Man Utd news is dominated by the fixture vs Arsenal and the result makes Jose Mourinho’s transfer plans more interesting.
Tuanzebe proves his point
After he was ignored at Burnley and against Swansea Axel Tuanzebe was pitted against the world-class ability of Alexis Sanchez in a potentially corrosive acid test.
What’s more, Tuanzebe was started out of position at right-back. How admirable that he emerged as United’s most impressive defender from a back four which included Premier League champions and an Italy international.
Tuanzebe’s calmness was patent at reserve level yet it was all the more impressive that he transmitted it to a testing fixture against Sanchez. He showed awareness and adventure in a full debut which was overdue and ended the game as United’s only outstanding outfield performer.
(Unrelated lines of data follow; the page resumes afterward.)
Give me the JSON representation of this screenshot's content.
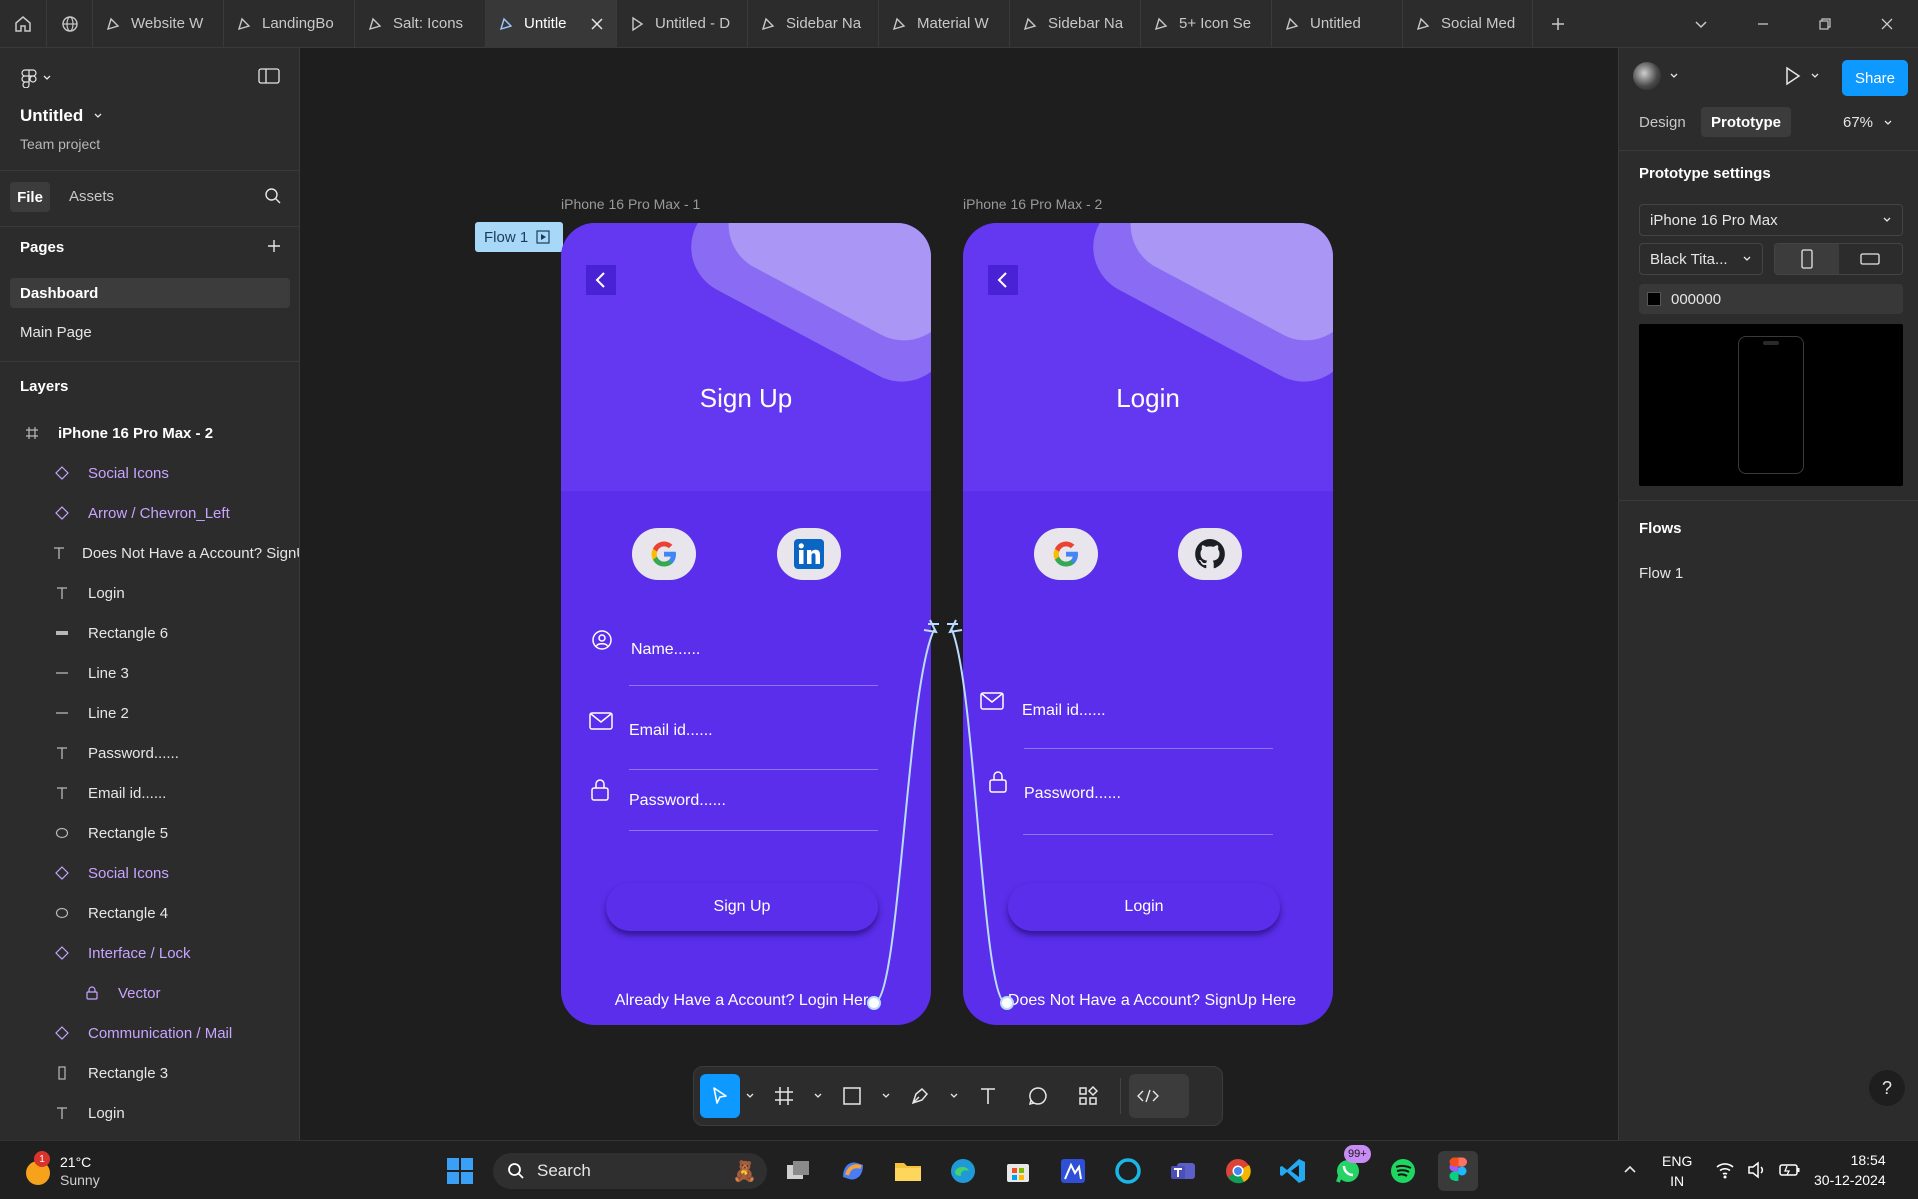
{
  "tabs": [
    {
      "label": "Website W",
      "active": false
    },
    {
      "label": "LandingBo",
      "active": false
    },
    {
      "label": "Salt: Icons",
      "active": false
    },
    {
      "label": "Untitle",
      "active": true
    },
    {
      "label": "Untitled - D",
      "active": false
    },
    {
      "label": "Sidebar Na",
      "active": false
    },
    {
      "label": "Material W",
      "active": false
    },
    {
      "label": "Sidebar Na",
      "active": false
    },
    {
      "label": "5+ Icon Se",
      "active": false
    },
    {
      "label": "Untitled",
      "active": false
    },
    {
      "label": "Social Med",
      "active": false
    }
  ],
  "file": {
    "name": "Untitled",
    "project": "Team project"
  },
  "left_tabs": {
    "file": "File",
    "assets": "Assets"
  },
  "pages": {
    "heading": "Pages",
    "items": [
      {
        "label": "Dashboard",
        "selected": true
      },
      {
        "label": "Main Page",
        "selected": false
      }
    ]
  },
  "layers": {
    "heading": "Layers",
    "root": "iPhone 16 Pro Max - 2",
    "items": [
      {
        "label": "Social Icons",
        "type": "component"
      },
      {
        "label": "Arrow / Chevron_Left",
        "type": "component"
      },
      {
        "label": "Does Not Have a Account? SignUp Here",
        "type": "text"
      },
      {
        "label": "Login",
        "type": "text"
      },
      {
        "label": "Rectangle 6",
        "type": "rect-flat"
      },
      {
        "label": "Line 3",
        "type": "line"
      },
      {
        "label": "Line 2",
        "type": "line"
      },
      {
        "label": "Password......",
        "type": "text"
      },
      {
        "label": "Email id......",
        "type": "text"
      },
      {
        "label": "Rectangle 5",
        "type": "ellipse"
      },
      {
        "label": "Social Icons",
        "type": "component"
      },
      {
        "label": "Rectangle 4",
        "type": "ellipse"
      },
      {
        "label": "Interface / Lock",
        "type": "component"
      },
      {
        "label": "Vector",
        "type": "vector"
      },
      {
        "label": "Communication / Mail",
        "type": "component"
      },
      {
        "label": "Rectangle 3",
        "type": "rect-tall"
      },
      {
        "label": "Login",
        "type": "text"
      }
    ]
  },
  "canvas": {
    "flow_badge": "Flow 1",
    "frame1": {
      "label": "iPhone 16 Pro Max - 1",
      "title": "Sign Up",
      "fields": [
        "Name......",
        "Email id......",
        "Password......"
      ],
      "button": "Sign Up",
      "footer": "Already Have a Account? Login Here",
      "social": [
        "google-icon",
        "linkedin-icon"
      ]
    },
    "frame2": {
      "label": "iPhone 16 Pro Max - 2",
      "title": "Login",
      "fields": [
        "Email id......",
        "Password......"
      ],
      "button": "Login",
      "footer": "Does Not Have a Account? SignUp Here",
      "social": [
        "google-icon",
        "github-icon"
      ]
    }
  },
  "right_panel": {
    "tabs": {
      "design": "Design",
      "prototype": "Prototype"
    },
    "active_tab": "Prototype",
    "zoom": "67%",
    "share": "Share",
    "section_title": "Prototype settings",
    "device": "iPhone 16 Pro Max",
    "model": "Black Tita...",
    "bg_color": "000000",
    "flows_heading": "Flows",
    "flows": [
      "Flow 1"
    ]
  },
  "taskbar": {
    "weather_temp": "21°C",
    "weather_desc": "Sunny",
    "weather_badge": "1",
    "search": "Search",
    "whatsapp_badge": "99+",
    "lang1": "ENG",
    "lang2": "IN",
    "time": "18:54",
    "date": "30-12-2024"
  },
  "colors": {
    "accent": "#0d99ff",
    "phone_bg": "#5a2eea",
    "component_text": "#c8a4ff",
    "flow_badge": "#a8d8f8"
  }
}
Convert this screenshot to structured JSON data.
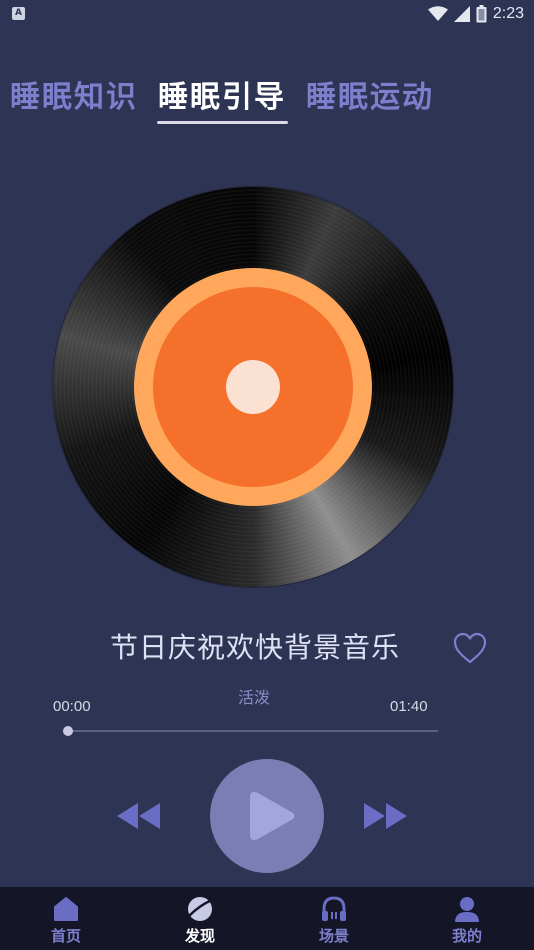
{
  "status_bar": {
    "app_icon": "A",
    "time": "2:23",
    "icons": [
      "wifi-icon",
      "signal-icon",
      "battery-icon"
    ]
  },
  "tabs": [
    {
      "label": "睡眠知识",
      "active": false
    },
    {
      "label": "睡眠引导",
      "active": true
    },
    {
      "label": "睡眠运动",
      "active": false
    }
  ],
  "player": {
    "title": "节日庆祝欢快背景音乐",
    "tag": "活泼",
    "current_time": "00:00",
    "total_time": "01:40",
    "progress": 0.0,
    "favorite": false,
    "icons": {
      "favorite": "heart-outline-icon",
      "prev": "rewind-icon",
      "play": "play-icon",
      "next": "fast-forward-icon"
    }
  },
  "bottom_nav": [
    {
      "label": "首页",
      "icon": "home-icon",
      "active": false
    },
    {
      "label": "发现",
      "icon": "planet-icon",
      "active": true
    },
    {
      "label": "场景",
      "icon": "headphones-icon",
      "active": false
    },
    {
      "label": "我的",
      "icon": "user-icon",
      "active": false
    }
  ],
  "colors": {
    "background": "#2e3454",
    "accent": "#7d7fcd",
    "record_label": "#f5702a",
    "record_ring": "#ffa85c",
    "nav_background": "#141527"
  }
}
United supporters should not be surprised if he lines up in north London again on Sunday at Tottenham.
Mourinho’s transfer plans clearer
United supporters should expect a significant transfer window after Michael Carrick and Wayne Rooney ended the game in central midfield. Looking at the United XI on the pitch at the conclusion of their unbeaten run, as many as six could be jettisoned in the summer and some took the fixture too frivolously.
Mourinho had downplayed the occasion before kick-off and that was reiterated by the late introduction of 20-year-old Lancastrian Scott McTominay while Paul Pogba settled back into his substitute seat. Mourinho was also testing certain seniors’ desire to stay at the club and none of the outfield players responded resoundingly.
It is near-impossible to justify keeping Chris Smalling when he regresses constantly. Phil Jones was frightened to play a forward pass, Matteo Darmian lacked balance, Carrick was nondescript and Rooney resembled a poorly pup wheezing towards the knackers’ yard.
United need a centre half, a full-back, two central midfielders, a forward and a striker.
Herrera’s hangover continues
Ander Herrera received the United Player of the Month award for April when Eric Bailly was the best performer by a considerable distance as he started all nine matches.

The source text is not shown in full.